The opportunity to present my research to a group of scholars was also very beneficial. My history honors thesis examines the racial implications of Florida’s felony disenfranchisement law – the rule which revokes a person’s right to vote on account of a felony conviction – which was on the books from 1838 to 2018. Because my temporal framework is so large, working to condense it to a short presentation for an audience less familiar with the history really helped me to streamline my main argument, which I think is one of the most challenging aspects of large projects. Hearing feedback about my presentation allowed me to narrow my presentation even further so that I could convey my work in an accessible and informative manner. Later this month, I will be presenting my research at the Richard Macksey National Undergraduate Humanities Symposium so the additional practice at the Fox Center has helped me to prepare. 

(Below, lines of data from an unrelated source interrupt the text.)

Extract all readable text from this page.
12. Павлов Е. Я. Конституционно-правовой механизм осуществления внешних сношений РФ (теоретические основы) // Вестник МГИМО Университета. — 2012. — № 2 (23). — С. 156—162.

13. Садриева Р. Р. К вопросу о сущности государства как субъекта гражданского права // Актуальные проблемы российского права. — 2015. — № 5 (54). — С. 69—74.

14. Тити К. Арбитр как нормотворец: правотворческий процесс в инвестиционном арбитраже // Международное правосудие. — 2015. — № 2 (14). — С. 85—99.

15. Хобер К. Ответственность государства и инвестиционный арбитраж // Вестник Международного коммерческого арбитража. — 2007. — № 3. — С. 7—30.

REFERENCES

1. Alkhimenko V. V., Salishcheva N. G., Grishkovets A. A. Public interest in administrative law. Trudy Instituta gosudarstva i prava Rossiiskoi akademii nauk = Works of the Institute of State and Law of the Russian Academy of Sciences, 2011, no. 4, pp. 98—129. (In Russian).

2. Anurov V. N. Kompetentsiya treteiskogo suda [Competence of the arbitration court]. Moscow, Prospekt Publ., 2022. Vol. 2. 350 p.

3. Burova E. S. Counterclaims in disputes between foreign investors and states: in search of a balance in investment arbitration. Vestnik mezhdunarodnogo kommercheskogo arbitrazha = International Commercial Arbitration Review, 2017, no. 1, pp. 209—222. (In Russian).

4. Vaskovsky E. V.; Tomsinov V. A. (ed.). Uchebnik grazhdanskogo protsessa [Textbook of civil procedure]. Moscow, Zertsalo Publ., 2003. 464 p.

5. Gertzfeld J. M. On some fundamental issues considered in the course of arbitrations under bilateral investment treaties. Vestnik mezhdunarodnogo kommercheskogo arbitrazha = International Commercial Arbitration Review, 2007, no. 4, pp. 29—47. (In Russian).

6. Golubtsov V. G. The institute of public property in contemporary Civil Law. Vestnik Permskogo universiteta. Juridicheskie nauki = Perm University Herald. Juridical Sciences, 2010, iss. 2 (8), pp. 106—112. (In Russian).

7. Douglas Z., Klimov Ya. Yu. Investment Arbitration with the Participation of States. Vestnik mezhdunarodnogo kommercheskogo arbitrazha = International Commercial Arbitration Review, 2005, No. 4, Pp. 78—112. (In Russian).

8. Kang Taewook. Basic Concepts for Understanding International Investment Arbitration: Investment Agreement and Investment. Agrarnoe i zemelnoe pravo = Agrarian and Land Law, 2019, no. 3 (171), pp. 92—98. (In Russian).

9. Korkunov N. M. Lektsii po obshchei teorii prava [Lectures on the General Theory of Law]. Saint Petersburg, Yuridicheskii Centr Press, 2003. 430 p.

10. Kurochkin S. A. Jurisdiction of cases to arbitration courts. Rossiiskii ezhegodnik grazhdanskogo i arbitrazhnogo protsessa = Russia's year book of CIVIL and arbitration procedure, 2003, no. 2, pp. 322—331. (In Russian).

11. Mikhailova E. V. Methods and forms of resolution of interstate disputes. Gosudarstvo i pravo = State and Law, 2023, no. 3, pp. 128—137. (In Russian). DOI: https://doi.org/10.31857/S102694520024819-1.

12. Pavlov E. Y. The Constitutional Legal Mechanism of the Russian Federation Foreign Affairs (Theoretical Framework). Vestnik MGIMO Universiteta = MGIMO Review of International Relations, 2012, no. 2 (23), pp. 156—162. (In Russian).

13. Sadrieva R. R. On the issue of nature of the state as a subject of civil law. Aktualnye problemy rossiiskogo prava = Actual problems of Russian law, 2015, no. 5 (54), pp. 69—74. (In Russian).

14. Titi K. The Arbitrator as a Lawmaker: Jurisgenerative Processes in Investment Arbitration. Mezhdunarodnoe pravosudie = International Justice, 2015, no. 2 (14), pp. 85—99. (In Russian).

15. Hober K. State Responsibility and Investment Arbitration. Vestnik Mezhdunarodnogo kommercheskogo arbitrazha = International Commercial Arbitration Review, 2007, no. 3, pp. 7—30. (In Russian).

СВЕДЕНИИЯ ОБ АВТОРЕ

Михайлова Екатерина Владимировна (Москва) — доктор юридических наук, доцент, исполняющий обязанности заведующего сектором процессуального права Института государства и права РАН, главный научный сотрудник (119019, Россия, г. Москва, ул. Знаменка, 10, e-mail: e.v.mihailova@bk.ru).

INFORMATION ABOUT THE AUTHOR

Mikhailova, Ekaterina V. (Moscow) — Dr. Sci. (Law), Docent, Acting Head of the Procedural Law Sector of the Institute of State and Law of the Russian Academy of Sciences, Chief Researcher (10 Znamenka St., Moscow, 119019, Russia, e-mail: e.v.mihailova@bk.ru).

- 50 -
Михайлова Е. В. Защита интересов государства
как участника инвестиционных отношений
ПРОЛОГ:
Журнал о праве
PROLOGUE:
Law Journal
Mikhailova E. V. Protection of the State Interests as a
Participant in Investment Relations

I am grateful to the Fox Center for the opportunities it provided to engage with scholarship beyond my discipline, hone my work, and sharpen my presentation skills. As I begin to consider graduate school, I feel lucky to have had a glimpse into the world of the humanistic scholarly inquiry and its community. Thank you very much to Dr. Walter Melion, Keith Anthony, Colette Barlow, and all of the fellows at the Fox Center for their invaluable insight, enthusiasm, and support throughout my fellowship experience.

Cameron Katz is a senior double majoring in History and English Creative Writing. She is currently working on an honors thesis about the history of felony disenfranchisement in Florida, a provision that has prevented incarcerated individuals from exercising their right to vote since 1868. While the achievements of the Civil Rights Movement eventually dismantled other Reconstruction-era voter suppression tactics targeting Black political power, felony disenfranchisement remained. Today, it continues to influence Florida’s electoral process. Cameron’s thesis argues that the reason for this provision’s persistence is its link to criminality, which allowed legislators to adjust their justifications of felony disenfranchisement to fit the racial climate and national crime discourse of the time.